Prix du livre: le peuple pourrait avoir le dernier mot
18.03.2011 21:12Le peuple aura sans doute le dernier mot sur la nouvelle réglementation sur le prix du livre. En gestation depuis sept ans, le texte a passé vendredi le cap du Parlement en votations finales, mais un référendum va être lancé.
Toujours opposés à la loi, l'UDC et le PLR ont déjà convoqué la presse en fin de matinée pour le lancer avec des consommateurs alémaniques. La victoire des partisans de la nouvelle loi pourrait ainsi être de courte durée.
Au Conseil des Etats, le texte a pourtant passé le cap des votations finales par 23 voix contre 19 et 1 abstention. L'aval du National a été plus large avec 96 voix contre 86 et 5 abstentions. Avant le vote, partisans et adversaires du texte ont une dernière fois croisé le fer à la tribune du National.
Dernière passe d'armes
Les auteurs et les lecteurs suisses ne profiteraient pas du prix unique, a fait valoir Caspar Baader (UDC/BL). Seuls les libraires en ligne, les éditeurs étrangers et les grands diffuseurs en bénéficieraient. Gabi Huber (PLR/UR) a dénoncé une loi contraire à la concurrence, la branche se porte bien et rien ne justifie les subsides ou le soutien de l'Etat.
Il ne s'agit pas d'une intrusion de l'Etat, mais d'une simple reconnaissance, a répondu Dominique de Buman (PDC/FR). Il faut offrir à toutes les idées la possibilité de s'exprimer de manière large et à chances égales sur le papier. "Celui qui veut une offre culturelle diversifiée vote oui", a renchéri Hildegard Fässler (PS/SG). Toute la branche soutient la réglementation, a encore relevé Louis Schelbert (Verts/LU).
Serpent de mer
La question du prix unique du livre est un serpent de mer politique: elle a déjà été examinée sept fois, sans jamais aboutir jusqu'ici. La nouvelle loi doit concrétiser une initiative parlementaire déposée en 2004 par feu le conseiller national Jean-Philippe Maitre (PDC/GE) pour encourager la diversité culturelle en préservant notamment les petites librairies face aux tarifs agressifs des grandes surfaces.

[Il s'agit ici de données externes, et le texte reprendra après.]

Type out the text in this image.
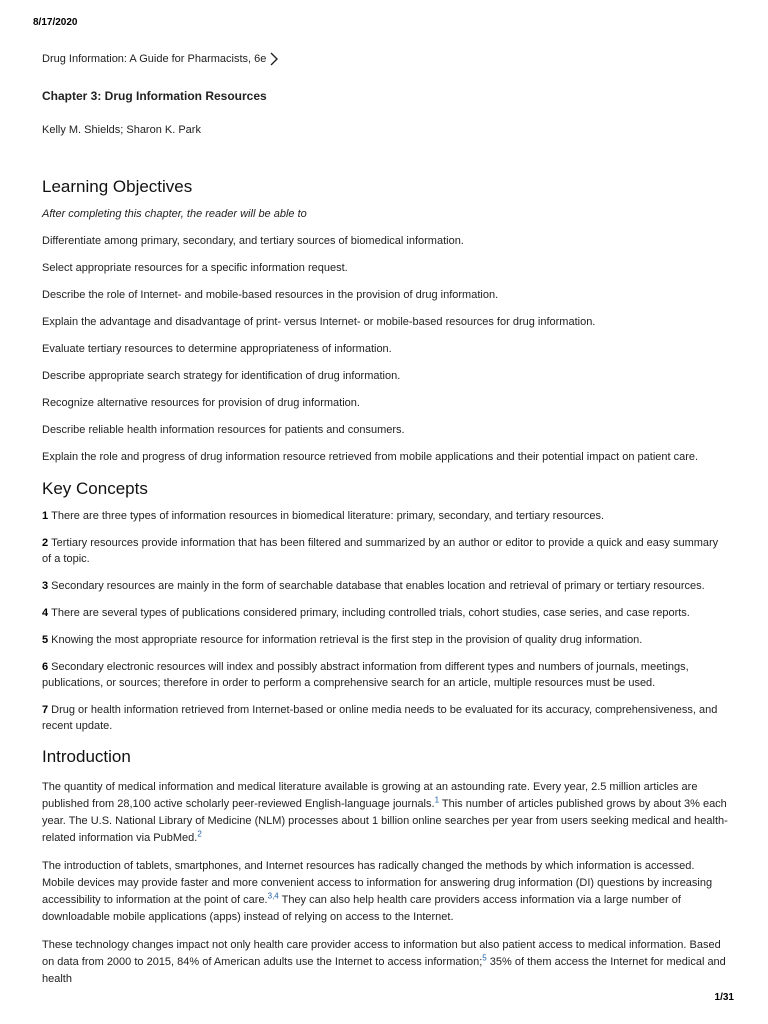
8/17/2020
Drug Information: A Guide for Pharmacists, 6e
Chapter 3: Drug Information Resources
Kelly M. Shields; Sharon K. Park
Learning Objectives
After completing this chapter, the reader will be able to
Differentiate among primary, secondary, and tertiary sources of biomedical information.
Select appropriate resources for a specific information request.
Describe the role of Internet- and mobile-based resources in the provision of drug information.
Explain the advantage and disadvantage of print- versus Internet- or mobile-based resources for drug information.
Evaluate tertiary resources to determine appropriateness of information.
Describe appropriate search strategy for identification of drug information.
Recognize alternative resources for provision of drug information.
Describe reliable health information resources for patients and consumers.
Explain the role and progress of drug information resource retrieved from mobile applications and their potential impact on patient care.
Key Concepts
1 There are three types of information resources in biomedical literature: primary, secondary, and tertiary resources.
2 Tertiary resources provide information that has been filtered and summarized by an author or editor to provide a quick and easy summary of a topic.
3 Secondary resources are mainly in the form of searchable database that enables location and retrieval of primary or tertiary resources.
4 There are several types of publications considered primary, including controlled trials, cohort studies, case series, and case reports.
5 Knowing the most appropriate resource for information retrieval is the first step in the provision of quality drug information.
6 Secondary electronic resources will index and possibly abstract information from different types and numbers of journals, meetings, publications, or sources; therefore in order to perform a comprehensive search for an article, multiple resources must be used.
7 Drug or health information retrieved from Internet-based or online media needs to be evaluated for its accuracy, comprehensiveness, and recent update.
Introduction
The quantity of medical information and medical literature available is growing at an astounding rate. Every year, 2.5 million articles are published from 28,100 active scholarly peer-reviewed English-language journals.$^1$ This number of articles published grows by about 3% each year. The U.S. National Library of Medicine (NLM) processes about 1 billion online searches per year from users seeking medical and health-related information via PubMed.$^2$
The introduction of tablets, smartphones, and Internet resources has radically changed the methods by which information is accessed. Mobile devices may provide faster and more convenient access to information for answering drug information (DI) questions by increasing accessibility to information at the point of care.$^{3,4}$ They can also help health care providers access information via a large number of downloadable mobile applications (apps) instead of relying on access to the Internet.
These technology changes impact not only health care provider access to information but also patient access to medical information. Based on data from 2000 to 2015, 84% of American adults use the Internet to access information;$^5$ 35% of them access the Internet for medical and health
1/31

Le projet est très controversé depuis son élaboration en commission et les Chambres ont ferraillé longtemps. Le National a dû céder sur la fourchette qu'il voulait introduire pour limiter les écarts de prix pratiqués en Suisse et à l'étranger pour les ouvrages importés. Craignant des écarts de tarifs trop élevés, le Conseil des Etats a préféré charger le surveillant des prix de jouer les arbitres et d'intervenir en cas d'abus.
Internet déterminant
La Chambre des cantons a apparemment cédé en revanche au National sur le commerce électronique. A une voix près, elle a finalement accepté de soumettre les ventes d'ouvrages via internet à la nouvelle réglementation.
Mais il semble qu'une partie de la droite y ait consenti pour couler le projet en votations finales. L'appel avait d'ailleurs été lancé lors du débat. Comme le Conseil fédéral, la droite économique estime en effet qu'une réglementation des tarifs sur la Toile serait impossible à contrôler et contreviendrait aux accords internationaux en la matière.
Partisans et adversaires de la nouvelle loi n'ont de toute façon jamais réussi à se mettre d'accord sur l'effet qu'elle aurait sur les prix des livres.
Durant plus d'un siècle, les ouvrages en langue allemande ont été soumis à une réglementation de tarifs, jusqu'à son abrogation en mai 2007, sur pression notamment de la Commission contre la concurrence et avec l'aval du Conseil fédéral.
La partie latine du pays n'a jamais connu un tel régime. Mais les détaillants romands s'étaient fixés leur propre système jusque dans les années 90.